Re:Sucesses? (Score:5, Insightful)
I was very excited about the possibilities of the Centerfuge Accomidation Module. Finally they could put up some rodents or fish or other small-enough-to-work-on-the-centerfuge research animals and make them run through the entire reproductive cycle in space repeatedly at different levels of gravity, so if a few Blessed Events accidentally happen some day up there, they'll know what to do..... oops, but that got canned to.
It would be useful for on-orbit checkout of large spacecraft.... but the 51 degree inclanation orbit is going to cost you enough in payload and reduced opportunities for launch that there's no point... you might as well launch something sized like the FGB into the right orbit and you'll come out ahead.
It would be great for researching viruses and such because you can crystalize proteins in space easier than on the ground.... except that between the 1980s when they were going on about it and now, they instead developed improved analytical machines that don't require the sort of perfect large crystals that space is good for.
Oh! Right! We can test out space systems that would be useful for the real missions later on. Except that the station STILL relies on a bunch of Russian hardware that we already know is a smidge clunky.
The station makes perfect sense when you realize that it's a bunch of repackaged hardware built around assumptions from the 70s that we knew to be untrue around 85. The problem is that they didn't take a big step backwards at any point between 1985 and 2000 and really reassess things.
For example, the only time that the option of launching some of the American modules on an expendable booster was considered, they wanted to make the Shuttle-C, not just buy a quiver of Atlas or Titan rockets.
Re:Not really any danger... (Score:4, Insightful)
The ISS can't be finished. it needs the shuttle to finish it and the shuttle will be phased out long before the ISS is finished.
What the ISS has taught us and no one has figured out is that we need a vaible method for getting small things up to orbit easily. Progress shuttles from Russia don't count. those haven't changed a lot since the 70's. And all the budgets for such craft keep getting cancled.
Re:1 in 10,000 (Score:3, Insightful)
And carries volunteers - they all know what they may be in for when they sign up.

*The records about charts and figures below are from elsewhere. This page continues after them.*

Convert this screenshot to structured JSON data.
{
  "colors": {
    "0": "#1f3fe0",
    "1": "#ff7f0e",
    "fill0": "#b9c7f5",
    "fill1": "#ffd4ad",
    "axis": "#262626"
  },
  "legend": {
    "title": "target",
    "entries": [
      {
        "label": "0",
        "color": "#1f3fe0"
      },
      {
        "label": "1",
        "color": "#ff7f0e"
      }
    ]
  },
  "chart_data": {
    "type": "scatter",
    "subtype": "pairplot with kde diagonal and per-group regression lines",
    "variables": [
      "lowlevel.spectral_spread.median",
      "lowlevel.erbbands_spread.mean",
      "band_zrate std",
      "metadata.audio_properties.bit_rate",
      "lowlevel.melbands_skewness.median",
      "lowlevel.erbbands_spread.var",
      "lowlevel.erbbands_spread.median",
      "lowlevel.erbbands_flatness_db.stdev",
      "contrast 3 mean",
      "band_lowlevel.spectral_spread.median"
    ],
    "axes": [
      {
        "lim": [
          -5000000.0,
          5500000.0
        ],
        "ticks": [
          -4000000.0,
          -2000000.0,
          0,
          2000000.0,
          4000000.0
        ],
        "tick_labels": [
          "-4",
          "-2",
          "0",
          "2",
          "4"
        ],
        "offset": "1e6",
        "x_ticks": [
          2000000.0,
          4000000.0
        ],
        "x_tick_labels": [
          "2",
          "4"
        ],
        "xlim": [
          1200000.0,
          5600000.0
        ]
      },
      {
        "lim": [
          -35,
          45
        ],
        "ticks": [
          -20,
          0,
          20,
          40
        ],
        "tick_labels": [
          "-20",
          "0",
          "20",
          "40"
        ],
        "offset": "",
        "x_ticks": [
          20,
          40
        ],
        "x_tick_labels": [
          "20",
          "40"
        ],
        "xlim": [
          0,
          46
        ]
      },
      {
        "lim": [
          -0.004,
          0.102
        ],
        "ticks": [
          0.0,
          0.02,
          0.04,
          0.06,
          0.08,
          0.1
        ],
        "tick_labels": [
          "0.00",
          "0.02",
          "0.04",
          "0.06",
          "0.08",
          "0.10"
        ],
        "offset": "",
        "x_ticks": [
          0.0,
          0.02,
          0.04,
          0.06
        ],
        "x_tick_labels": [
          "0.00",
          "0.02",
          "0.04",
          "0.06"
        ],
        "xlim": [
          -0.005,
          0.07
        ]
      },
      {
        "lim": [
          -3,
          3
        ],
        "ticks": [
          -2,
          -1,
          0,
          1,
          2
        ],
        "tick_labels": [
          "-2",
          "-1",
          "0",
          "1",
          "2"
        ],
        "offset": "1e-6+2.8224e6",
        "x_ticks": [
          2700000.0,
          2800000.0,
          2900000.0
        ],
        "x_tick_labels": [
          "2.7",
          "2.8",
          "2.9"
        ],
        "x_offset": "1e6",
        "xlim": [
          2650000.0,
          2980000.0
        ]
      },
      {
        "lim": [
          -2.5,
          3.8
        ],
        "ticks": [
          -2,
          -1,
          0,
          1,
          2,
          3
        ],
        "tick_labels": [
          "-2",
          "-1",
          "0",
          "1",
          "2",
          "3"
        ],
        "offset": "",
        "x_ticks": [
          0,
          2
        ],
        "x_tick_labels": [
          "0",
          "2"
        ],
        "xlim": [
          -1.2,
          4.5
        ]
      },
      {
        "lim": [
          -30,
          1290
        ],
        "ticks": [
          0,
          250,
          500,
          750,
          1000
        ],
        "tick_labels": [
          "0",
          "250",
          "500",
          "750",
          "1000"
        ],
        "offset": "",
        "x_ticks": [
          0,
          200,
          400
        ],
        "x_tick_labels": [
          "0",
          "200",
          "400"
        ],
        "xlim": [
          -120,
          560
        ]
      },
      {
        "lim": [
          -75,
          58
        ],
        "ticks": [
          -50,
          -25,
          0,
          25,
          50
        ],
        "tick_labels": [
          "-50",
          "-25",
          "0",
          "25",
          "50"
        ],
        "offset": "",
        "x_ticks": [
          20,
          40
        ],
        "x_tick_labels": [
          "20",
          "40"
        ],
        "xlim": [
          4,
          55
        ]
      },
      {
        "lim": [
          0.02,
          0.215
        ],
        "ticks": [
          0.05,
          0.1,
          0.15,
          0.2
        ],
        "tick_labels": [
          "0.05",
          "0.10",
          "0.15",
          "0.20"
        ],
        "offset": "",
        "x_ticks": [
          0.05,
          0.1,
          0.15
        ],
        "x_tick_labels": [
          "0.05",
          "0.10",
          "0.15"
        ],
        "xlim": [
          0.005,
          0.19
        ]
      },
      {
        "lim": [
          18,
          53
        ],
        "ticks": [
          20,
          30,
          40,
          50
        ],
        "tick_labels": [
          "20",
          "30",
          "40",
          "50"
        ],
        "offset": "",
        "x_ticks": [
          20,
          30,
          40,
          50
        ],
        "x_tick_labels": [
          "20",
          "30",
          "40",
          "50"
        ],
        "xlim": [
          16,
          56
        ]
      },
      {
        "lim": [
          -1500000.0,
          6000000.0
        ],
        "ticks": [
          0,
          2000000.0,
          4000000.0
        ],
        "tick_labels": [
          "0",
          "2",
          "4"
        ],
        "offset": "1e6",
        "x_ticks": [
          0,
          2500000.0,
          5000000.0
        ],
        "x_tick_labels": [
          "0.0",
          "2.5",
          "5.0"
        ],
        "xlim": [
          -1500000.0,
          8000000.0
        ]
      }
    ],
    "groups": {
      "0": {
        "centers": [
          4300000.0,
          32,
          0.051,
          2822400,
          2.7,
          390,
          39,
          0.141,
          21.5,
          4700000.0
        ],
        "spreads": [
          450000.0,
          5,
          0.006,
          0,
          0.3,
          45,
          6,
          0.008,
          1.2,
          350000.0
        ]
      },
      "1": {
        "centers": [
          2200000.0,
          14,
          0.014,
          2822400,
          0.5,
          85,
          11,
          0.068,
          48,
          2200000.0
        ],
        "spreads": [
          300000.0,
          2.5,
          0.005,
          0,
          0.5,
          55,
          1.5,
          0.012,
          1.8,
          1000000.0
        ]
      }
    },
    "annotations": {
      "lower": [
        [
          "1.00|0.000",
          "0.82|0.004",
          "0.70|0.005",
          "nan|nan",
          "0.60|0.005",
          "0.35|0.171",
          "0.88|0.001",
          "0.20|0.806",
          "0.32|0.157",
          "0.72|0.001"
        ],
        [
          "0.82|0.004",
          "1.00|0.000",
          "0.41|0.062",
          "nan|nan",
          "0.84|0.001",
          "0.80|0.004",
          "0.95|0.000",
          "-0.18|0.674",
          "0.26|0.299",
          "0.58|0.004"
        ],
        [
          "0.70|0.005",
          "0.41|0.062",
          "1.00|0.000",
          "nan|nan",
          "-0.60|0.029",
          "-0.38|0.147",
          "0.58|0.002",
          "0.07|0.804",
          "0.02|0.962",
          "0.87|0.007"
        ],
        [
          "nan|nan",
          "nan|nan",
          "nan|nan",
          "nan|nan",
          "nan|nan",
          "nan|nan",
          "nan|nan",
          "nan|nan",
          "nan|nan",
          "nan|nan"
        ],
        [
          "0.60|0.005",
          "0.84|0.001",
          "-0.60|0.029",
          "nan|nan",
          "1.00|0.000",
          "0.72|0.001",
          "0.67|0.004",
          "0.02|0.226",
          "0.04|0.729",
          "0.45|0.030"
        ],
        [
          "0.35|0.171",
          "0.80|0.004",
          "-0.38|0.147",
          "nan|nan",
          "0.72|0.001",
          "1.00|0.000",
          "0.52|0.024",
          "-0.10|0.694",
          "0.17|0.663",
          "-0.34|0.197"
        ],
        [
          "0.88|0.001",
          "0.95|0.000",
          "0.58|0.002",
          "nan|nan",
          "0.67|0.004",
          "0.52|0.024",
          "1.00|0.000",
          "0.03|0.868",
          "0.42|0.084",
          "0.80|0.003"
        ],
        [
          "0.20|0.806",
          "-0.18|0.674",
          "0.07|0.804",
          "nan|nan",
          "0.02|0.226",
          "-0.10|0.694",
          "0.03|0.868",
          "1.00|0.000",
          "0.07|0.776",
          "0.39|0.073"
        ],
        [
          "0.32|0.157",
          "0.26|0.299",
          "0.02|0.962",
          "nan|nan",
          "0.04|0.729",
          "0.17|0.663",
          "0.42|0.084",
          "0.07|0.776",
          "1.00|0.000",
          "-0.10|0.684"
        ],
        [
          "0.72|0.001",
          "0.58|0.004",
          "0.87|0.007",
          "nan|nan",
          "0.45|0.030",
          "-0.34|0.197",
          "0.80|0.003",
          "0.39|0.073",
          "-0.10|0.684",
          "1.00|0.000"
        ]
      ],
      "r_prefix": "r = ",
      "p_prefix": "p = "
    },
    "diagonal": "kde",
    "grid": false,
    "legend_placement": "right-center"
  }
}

Re:Sucesses? (Score:3, Insightful)
There aren't any alternatives funded for the CEV. It's about as competitive as the shuttle's procurement was. NASA was going to make the two leading teams do a fly-off, but that was removed from the plan. So, one CEV booster that's intended to last us all the way to the Mars shot, and no alternatives.

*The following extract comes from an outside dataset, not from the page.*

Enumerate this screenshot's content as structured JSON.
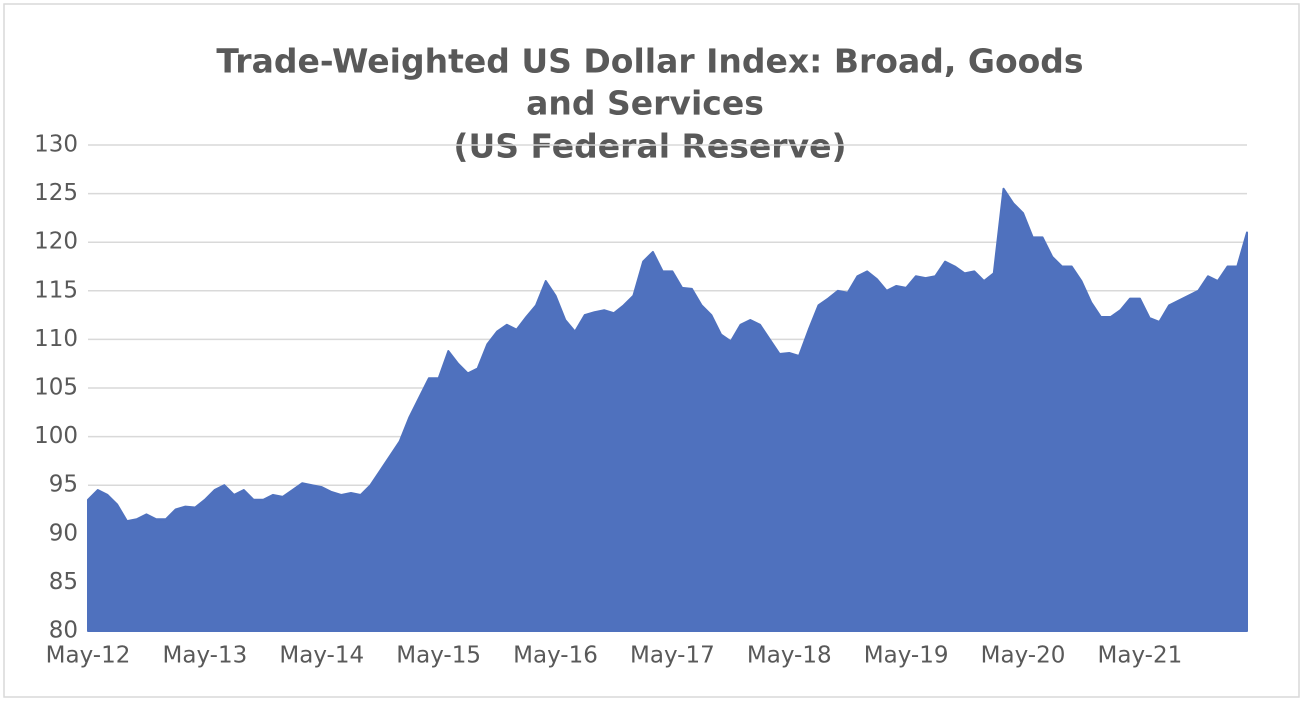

We don't need two new boosters. We don't even need two boosters at all. It would have been far cheaper to just source either Delta or Atlas EELV stages. (and leave open the option for SpaceX to sell a Falcon 9 when they get that one ready) Or, if they had wanted to build a new booster that bad, to make something that was somewhat bigger than the CEV's booster stage and then distribute the pieces of any lunar exploration missions into a series of launches. But, instead, NASA builds *two* new boosters at the same time and gets to deal with two sets of development problems with increasing amounts of divergence between the two designs.
That NASA still cannot just source lift capability on the open market demonstrates just how they haven't learned their lessons.